STAFFINGGO applications are passed through various application vulnerability assessments and Risk identification test.

• • Cross Site Scripting
• • SQL Injection
• • Secure Transport Layer Protection
• • Blind XPATH Injection
• • Cross Site Request Forgery (CSRF)
• • Cache Poisoning

This is the lowest level of security provided by the application at the MS IIS level with digital certifications (HTTPS) that protect node to node level of encryption. Customers choose to either continue with HTTP or enable HTTPS depending on the requirement. HTTPS is not a necessity in most of the cases, because the data packets are encrypted by the application that protects the data from application to application than just node to node (network to network) level of encryption provided by HTTPS.

Data transmitted over the network are encrypted using RSA Asymmetric encryption 2048 bit key pairs.

Password Policy: All password are stored in database are encrypted and application supports all kind of password rules to adhere client password policy.

• • Configurable Password Policy in terms of character lengths, expiration, maximum incorrect attempts.
• • Login user system/IP information
• • Forgot password Mail

Single sign-on (SSO) allows a third party to authenticate a user for the STAFFINGGO System. STAFFINGGO app. support token based authenticate system where the third-party generates a secure token that allows the user (if validated) to automatically login.

Steps for SSO:

• 1. User authenticates on third-party website using the third-party’s username and password
• 2. Third-party website generates a secure token only if login is successful with a unique id for each user
• 3. The third-party website presents a link to log into STAFFINGGO App. with the secure token or can redirect the user to the STAFFINGGO App. The secure token must be in the URL or posted to the STAFFINGGO App.
• 4. STAFFINGGO App. verifies that the secure token is correct and automatically logs in the user.

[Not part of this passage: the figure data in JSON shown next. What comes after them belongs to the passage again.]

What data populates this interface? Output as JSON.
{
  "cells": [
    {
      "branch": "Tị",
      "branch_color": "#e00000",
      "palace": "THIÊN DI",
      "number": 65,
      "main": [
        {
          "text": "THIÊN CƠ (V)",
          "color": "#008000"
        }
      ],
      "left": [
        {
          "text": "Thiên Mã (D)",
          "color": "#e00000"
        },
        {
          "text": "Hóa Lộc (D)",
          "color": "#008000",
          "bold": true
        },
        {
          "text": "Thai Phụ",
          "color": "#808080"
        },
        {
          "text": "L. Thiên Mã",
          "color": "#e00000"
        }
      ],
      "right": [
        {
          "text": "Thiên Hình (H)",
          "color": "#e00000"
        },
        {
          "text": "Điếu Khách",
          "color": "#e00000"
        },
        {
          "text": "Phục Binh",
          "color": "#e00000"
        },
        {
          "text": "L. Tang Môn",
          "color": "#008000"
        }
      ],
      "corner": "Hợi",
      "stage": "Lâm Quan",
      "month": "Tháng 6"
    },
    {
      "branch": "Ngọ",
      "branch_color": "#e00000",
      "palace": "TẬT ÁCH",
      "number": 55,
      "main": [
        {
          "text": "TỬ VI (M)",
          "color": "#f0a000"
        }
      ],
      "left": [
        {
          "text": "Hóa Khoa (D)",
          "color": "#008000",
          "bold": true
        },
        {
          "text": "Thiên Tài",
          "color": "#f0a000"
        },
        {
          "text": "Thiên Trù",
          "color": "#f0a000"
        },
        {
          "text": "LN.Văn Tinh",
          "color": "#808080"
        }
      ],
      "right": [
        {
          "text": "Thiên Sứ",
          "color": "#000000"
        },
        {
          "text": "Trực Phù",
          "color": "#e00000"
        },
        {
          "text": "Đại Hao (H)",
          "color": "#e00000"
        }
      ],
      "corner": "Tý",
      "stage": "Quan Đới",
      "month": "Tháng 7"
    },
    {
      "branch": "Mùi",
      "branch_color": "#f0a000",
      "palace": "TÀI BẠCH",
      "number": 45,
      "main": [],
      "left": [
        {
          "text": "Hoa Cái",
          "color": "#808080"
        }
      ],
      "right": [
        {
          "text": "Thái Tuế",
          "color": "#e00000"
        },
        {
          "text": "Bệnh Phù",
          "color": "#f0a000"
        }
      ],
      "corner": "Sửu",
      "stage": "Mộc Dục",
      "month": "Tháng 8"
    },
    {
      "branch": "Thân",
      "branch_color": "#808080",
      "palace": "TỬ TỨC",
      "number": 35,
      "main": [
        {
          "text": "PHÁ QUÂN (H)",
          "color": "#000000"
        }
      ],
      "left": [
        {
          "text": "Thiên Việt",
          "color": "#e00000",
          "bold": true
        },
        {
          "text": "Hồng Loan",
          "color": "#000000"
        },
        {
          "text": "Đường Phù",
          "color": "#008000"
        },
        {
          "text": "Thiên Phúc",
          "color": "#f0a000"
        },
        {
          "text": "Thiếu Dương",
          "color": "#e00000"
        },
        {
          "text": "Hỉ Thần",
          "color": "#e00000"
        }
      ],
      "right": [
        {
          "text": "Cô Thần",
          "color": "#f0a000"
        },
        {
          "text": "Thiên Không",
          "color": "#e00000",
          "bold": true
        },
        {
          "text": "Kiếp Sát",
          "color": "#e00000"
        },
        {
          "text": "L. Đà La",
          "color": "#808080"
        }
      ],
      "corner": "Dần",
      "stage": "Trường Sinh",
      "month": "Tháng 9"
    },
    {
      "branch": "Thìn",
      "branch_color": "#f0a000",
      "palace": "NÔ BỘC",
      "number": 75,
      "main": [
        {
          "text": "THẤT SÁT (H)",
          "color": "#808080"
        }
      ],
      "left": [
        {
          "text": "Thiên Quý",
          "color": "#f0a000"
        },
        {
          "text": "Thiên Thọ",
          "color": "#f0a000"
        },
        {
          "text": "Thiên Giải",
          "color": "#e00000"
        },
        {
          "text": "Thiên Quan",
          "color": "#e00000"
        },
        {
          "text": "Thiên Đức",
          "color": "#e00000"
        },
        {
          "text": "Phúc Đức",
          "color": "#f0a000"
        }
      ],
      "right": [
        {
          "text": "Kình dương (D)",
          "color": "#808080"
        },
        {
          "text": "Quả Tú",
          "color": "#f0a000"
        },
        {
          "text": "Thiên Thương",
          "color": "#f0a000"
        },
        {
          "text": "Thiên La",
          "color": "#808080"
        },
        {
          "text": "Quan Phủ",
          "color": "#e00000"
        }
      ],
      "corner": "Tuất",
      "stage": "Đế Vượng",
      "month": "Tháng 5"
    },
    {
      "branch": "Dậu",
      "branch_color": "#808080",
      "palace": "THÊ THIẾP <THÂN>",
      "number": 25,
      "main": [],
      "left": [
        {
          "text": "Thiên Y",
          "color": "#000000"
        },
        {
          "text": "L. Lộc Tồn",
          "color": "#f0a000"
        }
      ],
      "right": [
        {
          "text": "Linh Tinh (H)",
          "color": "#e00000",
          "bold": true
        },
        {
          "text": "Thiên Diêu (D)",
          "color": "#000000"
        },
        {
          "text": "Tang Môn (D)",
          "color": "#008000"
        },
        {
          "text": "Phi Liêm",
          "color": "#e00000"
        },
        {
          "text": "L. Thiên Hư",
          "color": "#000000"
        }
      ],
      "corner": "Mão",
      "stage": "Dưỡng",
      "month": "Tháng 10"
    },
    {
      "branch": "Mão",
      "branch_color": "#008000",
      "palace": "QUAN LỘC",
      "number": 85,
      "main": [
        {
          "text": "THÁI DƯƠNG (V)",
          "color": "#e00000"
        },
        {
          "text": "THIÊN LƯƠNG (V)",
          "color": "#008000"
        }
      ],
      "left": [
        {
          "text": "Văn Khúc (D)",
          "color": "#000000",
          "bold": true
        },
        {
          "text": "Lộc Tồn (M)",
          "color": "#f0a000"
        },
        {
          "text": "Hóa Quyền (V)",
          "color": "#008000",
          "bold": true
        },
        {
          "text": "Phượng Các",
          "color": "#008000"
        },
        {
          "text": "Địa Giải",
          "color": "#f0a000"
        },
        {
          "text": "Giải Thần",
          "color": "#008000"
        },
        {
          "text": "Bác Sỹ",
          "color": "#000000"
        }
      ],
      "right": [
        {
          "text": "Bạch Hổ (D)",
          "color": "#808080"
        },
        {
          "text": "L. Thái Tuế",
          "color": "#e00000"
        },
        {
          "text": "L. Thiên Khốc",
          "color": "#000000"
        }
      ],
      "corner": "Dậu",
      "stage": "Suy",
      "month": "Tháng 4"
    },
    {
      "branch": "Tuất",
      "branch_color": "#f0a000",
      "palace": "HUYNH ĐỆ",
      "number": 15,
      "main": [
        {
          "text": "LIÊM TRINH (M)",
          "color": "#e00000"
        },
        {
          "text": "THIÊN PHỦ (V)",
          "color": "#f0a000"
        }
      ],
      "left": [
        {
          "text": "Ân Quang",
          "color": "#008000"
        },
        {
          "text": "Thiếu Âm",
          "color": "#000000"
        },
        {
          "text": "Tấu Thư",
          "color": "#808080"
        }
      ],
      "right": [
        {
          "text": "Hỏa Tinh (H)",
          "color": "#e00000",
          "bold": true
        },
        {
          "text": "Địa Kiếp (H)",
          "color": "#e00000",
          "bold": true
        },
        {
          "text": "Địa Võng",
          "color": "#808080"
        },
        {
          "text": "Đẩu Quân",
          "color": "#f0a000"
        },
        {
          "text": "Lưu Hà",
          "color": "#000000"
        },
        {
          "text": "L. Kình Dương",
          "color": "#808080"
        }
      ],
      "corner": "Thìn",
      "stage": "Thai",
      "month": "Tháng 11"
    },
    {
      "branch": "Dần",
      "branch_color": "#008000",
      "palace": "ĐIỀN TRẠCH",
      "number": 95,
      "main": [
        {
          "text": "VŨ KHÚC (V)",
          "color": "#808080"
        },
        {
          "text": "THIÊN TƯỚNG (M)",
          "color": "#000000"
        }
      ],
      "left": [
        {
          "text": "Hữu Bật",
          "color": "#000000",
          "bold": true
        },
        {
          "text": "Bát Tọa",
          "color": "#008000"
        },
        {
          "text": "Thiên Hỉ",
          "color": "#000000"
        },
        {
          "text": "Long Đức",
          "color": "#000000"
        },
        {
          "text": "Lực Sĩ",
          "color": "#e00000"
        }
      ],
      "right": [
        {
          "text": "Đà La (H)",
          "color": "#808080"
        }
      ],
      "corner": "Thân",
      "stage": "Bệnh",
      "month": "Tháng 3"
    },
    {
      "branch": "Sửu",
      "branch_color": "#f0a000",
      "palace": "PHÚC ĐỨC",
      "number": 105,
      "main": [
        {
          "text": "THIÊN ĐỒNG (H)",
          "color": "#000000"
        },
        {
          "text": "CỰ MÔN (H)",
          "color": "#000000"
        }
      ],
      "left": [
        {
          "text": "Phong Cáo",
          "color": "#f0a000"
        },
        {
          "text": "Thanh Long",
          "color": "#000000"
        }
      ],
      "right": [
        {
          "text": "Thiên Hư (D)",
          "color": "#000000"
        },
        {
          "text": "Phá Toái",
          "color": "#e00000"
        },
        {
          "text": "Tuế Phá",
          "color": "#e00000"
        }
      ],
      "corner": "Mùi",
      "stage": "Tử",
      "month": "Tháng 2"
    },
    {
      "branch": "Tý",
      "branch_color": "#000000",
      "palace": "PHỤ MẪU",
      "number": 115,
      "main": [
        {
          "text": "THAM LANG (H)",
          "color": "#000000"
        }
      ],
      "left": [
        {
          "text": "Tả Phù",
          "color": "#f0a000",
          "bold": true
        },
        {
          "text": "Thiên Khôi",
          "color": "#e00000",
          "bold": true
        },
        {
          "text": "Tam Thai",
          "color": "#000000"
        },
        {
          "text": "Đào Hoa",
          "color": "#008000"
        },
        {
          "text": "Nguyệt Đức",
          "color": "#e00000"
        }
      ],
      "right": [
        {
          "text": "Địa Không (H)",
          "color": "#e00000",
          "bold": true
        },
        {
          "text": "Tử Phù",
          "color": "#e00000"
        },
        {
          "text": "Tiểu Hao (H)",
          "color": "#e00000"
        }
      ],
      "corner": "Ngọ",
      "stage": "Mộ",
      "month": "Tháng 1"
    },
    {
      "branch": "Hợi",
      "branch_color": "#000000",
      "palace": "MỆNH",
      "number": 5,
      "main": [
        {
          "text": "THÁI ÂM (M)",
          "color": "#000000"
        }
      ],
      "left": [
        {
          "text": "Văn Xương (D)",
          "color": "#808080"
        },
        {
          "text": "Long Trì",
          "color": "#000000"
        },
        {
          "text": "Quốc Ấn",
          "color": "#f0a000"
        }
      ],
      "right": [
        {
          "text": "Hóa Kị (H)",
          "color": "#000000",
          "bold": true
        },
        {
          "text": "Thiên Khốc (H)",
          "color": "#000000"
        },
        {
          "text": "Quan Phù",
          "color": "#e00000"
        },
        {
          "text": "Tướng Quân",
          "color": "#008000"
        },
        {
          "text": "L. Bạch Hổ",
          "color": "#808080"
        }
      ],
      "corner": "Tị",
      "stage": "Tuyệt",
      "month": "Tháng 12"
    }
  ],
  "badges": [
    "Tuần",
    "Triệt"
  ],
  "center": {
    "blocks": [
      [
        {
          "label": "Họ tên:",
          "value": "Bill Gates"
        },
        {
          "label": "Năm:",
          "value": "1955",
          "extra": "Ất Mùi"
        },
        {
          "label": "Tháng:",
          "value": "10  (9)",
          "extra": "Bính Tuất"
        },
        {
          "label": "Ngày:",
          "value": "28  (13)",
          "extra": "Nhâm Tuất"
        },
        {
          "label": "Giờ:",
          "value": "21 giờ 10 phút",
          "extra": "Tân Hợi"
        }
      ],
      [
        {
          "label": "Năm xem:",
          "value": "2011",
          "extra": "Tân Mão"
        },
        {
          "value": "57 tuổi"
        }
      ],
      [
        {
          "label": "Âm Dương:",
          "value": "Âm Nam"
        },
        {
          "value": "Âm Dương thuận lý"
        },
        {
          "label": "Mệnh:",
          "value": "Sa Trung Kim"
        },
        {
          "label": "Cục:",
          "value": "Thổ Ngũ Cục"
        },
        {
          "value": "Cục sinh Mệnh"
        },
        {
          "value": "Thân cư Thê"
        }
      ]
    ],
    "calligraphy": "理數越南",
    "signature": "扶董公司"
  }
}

STAFFINGGO maintains audit logging records attempted or complete actions. Those records should include when, where and by whom the action was taken (naturally, the ‘whom’ is provided by authentication). Logging user actions can help you improve security in a variety of ways.

User Level Security: Each role user or application administrator will have to log onto the application using secure https://app.StaffingGo.in and with their own valid user id and password.

STAFFINGGO provides robust/stringent/multi-layered security methods to ensure highest level of security is provided to the user who accesses the data. The different types of security standards provided by the application are described below starting from the system level to the user level.

All requests are authenticated against a token issued by a custom built JWT Server. Token-based Authentication no session is persisted server-side (stateless). Credentials are exchanged against a token which is then attached to every subsequent request. Token provided by the STAFFINGGO Server is stored and added to subsequent requests by using the browser’s storage capabilities. In addition to this, the token receipt procedure is encrypted using the FIPS-compliant RSA Algorithm.

All data transfer between the servers is done with TLS and ensures safety, in terms of a wiretap or a Trojan attack. In addition to this, the data is encrypted at rest on supported MYSQL Server installtions. The servers exchange data using specific TCP & UDP packets.

BCP will be in line with client BCP and Disaster Management, daily back up will be taken to ensure Database is secured as per client DB back up policy.